1997 Financial Crisis
Korea’s economy seemed to bloom in the late 1990s. Everyone was cherishing the sweetness of large imports and exports. However, at the end of 1997, people realized that banks and companies were overextended in the loans and foreign investors began to leave. The country suddenly had a money drought.
The International Monetary Fund in December lent money to the government, and in return it asked for an intensive recovery program. Companies had to fire workers and hire temporary or non-regular workers to cut costs. People began to tighten their belts to prepare for possible lay-offs.
The country was able to pay back all the money by 2001, three years earlier than expected. However, people still recall the time as nightmare. It also brought in labor problems ? gaps between regular and non-regular workers, company restructuring and others.
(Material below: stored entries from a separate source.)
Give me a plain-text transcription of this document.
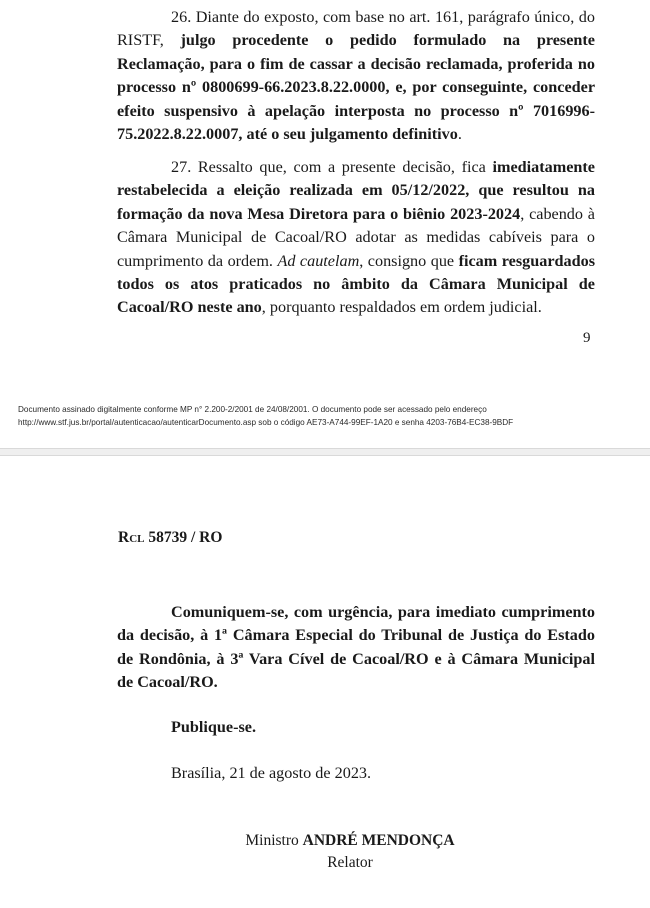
26. Diante do exposto, com base no art. 161, parágrafo único, do RISTF, julgo procedente o pedido formulado na presente Reclamação, para o fim de cassar a decisão reclamada, proferida no processo nº 0800699-66.2023.8.22.0000, e, por conseguinte, conceder efeito suspensivo à apelação interposta no processo nº 7016996-75.2022.8.22.0007, até o seu julgamento definitivo.

27. Ressalto que, com a presente decisão, fica imediatamente restabelecida a eleição realizada em 05/12/2022, que resultou na formação da nova Mesa Diretora para o biênio 2023-2024, cabendo à Câmara Municipal de Cacoal/RO adotar as medidas cabíveis para o cumprimento da ordem. Ad cautelam, consigno que ficam resguardados todos os atos praticados no âmbito da Câmara Municipal de Cacoal/RO neste ano, porquanto respaldados em ordem judicial.

9
Documento assinado digitalmente conforme MP n° 2.200-2/2001 de 24/08/2001. O documento pode ser acessado pelo endereço
http://www.stf.jus.br/portal/autenticacao/autenticarDocumento.asp sob o código AE73-A744-99EF-1A20 e senha 4203-76B4-EC38-9BDF
Rcl 58739 / RO

Comuniquem-se, com urgência, para imediato cumprimento da decisão, à 1ª Câmara Especial do Tribunal de Justiça do Estado de Rondônia, à 3ª Vara Cível de Cacoal/RO e à Câmara Municipal de Cacoal/RO.

Publique-se.
Brasília, 21 de agosto de 2023.
Ministro ANDRÉ MENDONÇA
Relator
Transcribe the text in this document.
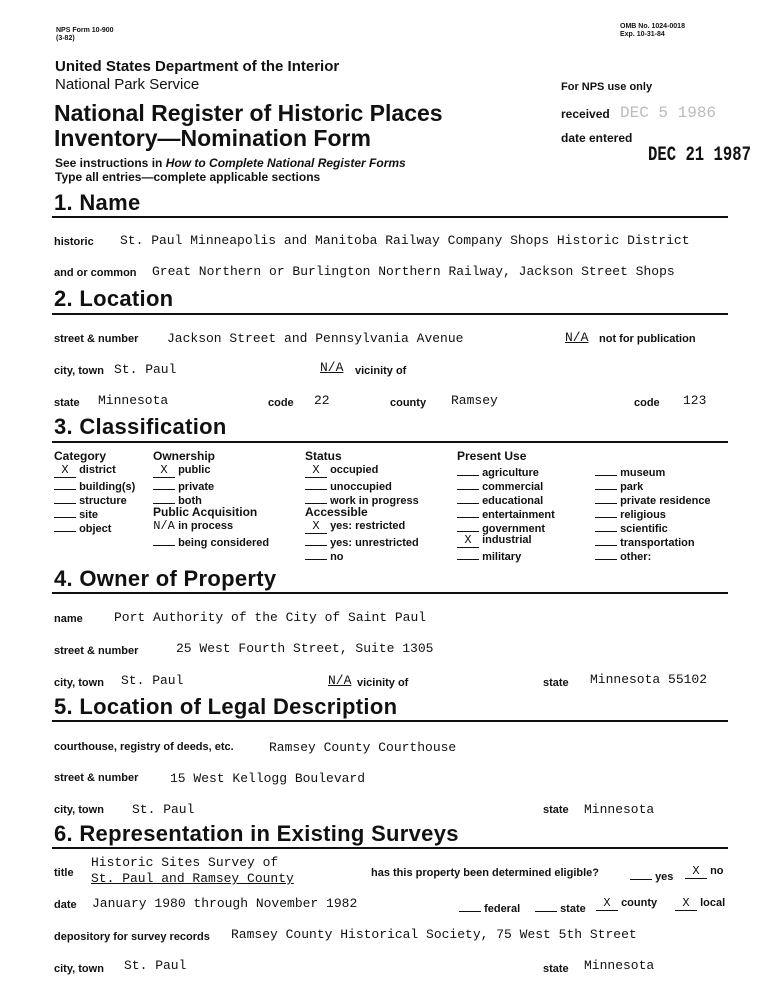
NPS Form 10-900
(3-82)
OMB No. 1024-0018
Exp. 10-31-84
United States Department of the Interior
National Park Service
National Register of Historic Places
Inventory—Nomination Form
See instructions in How to Complete National Register Forms
Type all entries—complete applicable sections
For NPS use only
received DEC 5 1986
date entered
DEC 21 1987
1. Name
historic St. Paul Minneapolis and Manitoba Railway Company Shops Historic District
and or common Great Northern or Burlington Northern Railway, Jackson Street Shops
2. Location
street & number Jackson Street and Pennsylvania Avenue	N/A not for publication
city, town St. Paul	N/A vicinity of
state Minnesota	code 22	county Ramsey	code 123
3. Classification
Category
X district
building(s)
structure
site
object
Ownership
X public
private
both
Public Acquisition
N/A in process
being considered
Status
X occupied
unoccupied
work in progress
Accessible
X yes: restricted
yes: unrestricted
no
Present Use
agriculture
commercial
educational
entertainment
government
X industrial
military
museum
park
private residence
religious
scientific
transportation
other:
4. Owner of Property
name Port Authority of the City of Saint Paul
street & number	25 West Fourth Street, Suite 1305
city, town St. Paul	N/A vicinity of	state Minnesota 55102
5. Location of Legal Description
courthouse, registry of deeds, etc.	Ramsey County Courthouse
street & number 15 West Kellogg Boulevard
city, town St. Paul	state Minnesota
6. Representation in Existing Surveys
title
Historic Sites Survey of
St. Paul and Ramsey County	has this property been determined eligible?	yes	X no
date January 1980 through November 1982	federal	state	X county	X local
depository for survey records Ramsey County Historical Society, 75 West 5th Street
city, town St. Paul	state Minnesota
Now, not many youngsters think their workplaces have job security like their fathers did 20 years ago.
First Inter-Korean Summit in 2000
In 2000, former South Korean President Kim Dae-jung held a historic summit meeting with North Korean leader Kim Jong-il.
During the first face-to-face summit, the two leaders talked about a set of cross-border economic projects and exchanges but the summit had more meaning as a symbolic gesture of the peaceful reunification of the two divided country.
Kim won the Nobel Peace Prize later that year in recognition of his efforts toward building peace on the peninsula.
Scientist Hwang’s research fabrication (2004)
Former Seoul National University’ veterinary professor Hwang Woo-suk surprised the world in early 2004 when he was believed to have create the world’s first cloned human embryonic stem cell line.
The achievement was expected to open way to cure hard-totreat diseases by using patient-specific stem cells. However, it was found in late 2005 that his team had fabricated research data.
Because of the scandal, which was caused due to the successoriented social atmosphere, Hwang was expelled from the university, and studies on stem cells in Korea have not improved much since.